Twin sisters Emily Bruskin (violin) and Julia Bruskin (cello) formed the Claremont Trio with Donna Kwong (piano) in 1999 at The Julliard School. The Trio is based in New York City near its namesake: Claremont Avenue. Two Russian piano trios, which they recorded on the Tria label (their feminine variation of Trio?), appeared on their program at the Isabella Stewart Gardner Museum on Sunday, September 20.
Anton Stepanovich Arensky’s Piano Trio No. 1 in D minor, Op. 32, composed in 1894, remains his best-known work for good reason. Its immediacy and its being a thoroughly 19th-century time capsule make the trio a treasure of its own kind from the first to last notes. Arensky studied under Rimsky-Korsakov. then taught at the Moscow Conservatory where Rachmaninoff and Scriabin were among his pupils.
The opening Allegro moderato missed on lyricism in preference to a panoptic offering of themes. Spaciousness and Romantic flair, though, became more evident the further the Claremonts pursued the ever familiar-sounding music. For sure, the second movement, a scherzo, frolicked all the way, never once letting up for a New York second; this, with big scares from the bass-end piano notes playing off with tiny intermittent sparklers emitted from high-stratosphere string harmonics. Surely, this movement turned out to be the favorite of the audience.
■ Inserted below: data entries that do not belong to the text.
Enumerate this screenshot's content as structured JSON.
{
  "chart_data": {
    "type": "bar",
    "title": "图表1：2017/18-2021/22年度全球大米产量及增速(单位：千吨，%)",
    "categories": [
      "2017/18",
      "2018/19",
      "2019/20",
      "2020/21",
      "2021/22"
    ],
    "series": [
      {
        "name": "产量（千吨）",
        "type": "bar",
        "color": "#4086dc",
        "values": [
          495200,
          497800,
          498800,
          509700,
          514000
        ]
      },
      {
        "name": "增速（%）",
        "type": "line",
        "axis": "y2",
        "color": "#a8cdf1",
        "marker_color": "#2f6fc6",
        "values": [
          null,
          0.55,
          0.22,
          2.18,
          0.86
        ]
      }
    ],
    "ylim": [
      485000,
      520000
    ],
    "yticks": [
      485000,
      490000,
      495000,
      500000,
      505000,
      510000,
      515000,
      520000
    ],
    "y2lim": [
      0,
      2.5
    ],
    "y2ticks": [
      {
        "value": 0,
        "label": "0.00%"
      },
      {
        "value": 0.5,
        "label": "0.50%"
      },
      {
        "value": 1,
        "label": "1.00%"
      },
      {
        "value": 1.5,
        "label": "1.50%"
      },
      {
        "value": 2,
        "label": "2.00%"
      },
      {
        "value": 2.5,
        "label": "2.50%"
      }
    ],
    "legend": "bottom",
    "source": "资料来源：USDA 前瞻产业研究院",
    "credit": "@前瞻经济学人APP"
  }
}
Refined fun along with all kinds of action in Arensky’s Romantic-era retrospective radiated from the trio’s extraordinarily disciplined playing and exceptionally staged presence. You could not miss a note given their individualistic deportment on trio playing.
Obviously, the three know this music inside and out. But for some reason, it felt as if they have yet to truly own the Arensky. A certain 19th-century feel seemed to elude them.
With the Piano Trio No. 2 in E minor, Op. 67 of Dmitri Shostakovitch (as with so many of his many pieces), it is near impossible not be reminded of the Soviet Union and the names of Leon Trotsky, his chief of staff, Mikhail Tukhachevsky — Shostakovitch’s patron — and Stalin. It might be said that the Shostakovitch piece’s grand expression is encapsulated in the eight chords which open the Largo movement: major (day), minor (night), diminished (tension) and others that become incrementally more dissonant. The trio dates from the war years, 1944 to be exact, just one year after Shostakovitch first met Stalin.
The Claremont brought the close of this trio to as a chilling and macabre a finale imaginable in its juxtaposing insistent, unrelenting Jewish tunes with stunning flashbacks to earlier movements. Feelings gave way to sonic imagery, thereby transporting the listener into spheres hardly ever visited. What made this so different an experience was that they did not dwell on creating emotional appeal, but rather relying on their musical smarts. And smart they are, super smart! Their performance took us a long, long way. It was remarkable.
Indeed, the Claremonts thoroughly engage the listener on a plane marked by a complete grasp of musical ideas coupled with an intensely unwavering focus. While twins violinist Emily Bruskin and cellist Julia Bruskin may not always show the same facial expression during a given passage, they do play like twins from a perspective of musical nuance and empowerment. But in this, there is a twist: enter pianist Donna Kwong whose comparable musical personality would easily turn twins to triplets.
There could not have been a finer and more welcome program, a brief but undeniably substantial one, at that, for a beautiful end-of-summer afternoon. What is more, the Claremont Trio dedicated their concert to the memory of Leon Kirchner, who died this past Thursday. Bostonians remember well the Sanders Theatre concerts with Kirchner conducting as much as they remember his highly personal compositions that include string trios which these performers themselves have played. Throughout the program, I could not help recalling Leon Kirchner, my teacher first at Tanglewood and then at Harvard. My feelings are the same as those expressed by Julia Bruskin in her introductory remarks, “We will miss him.”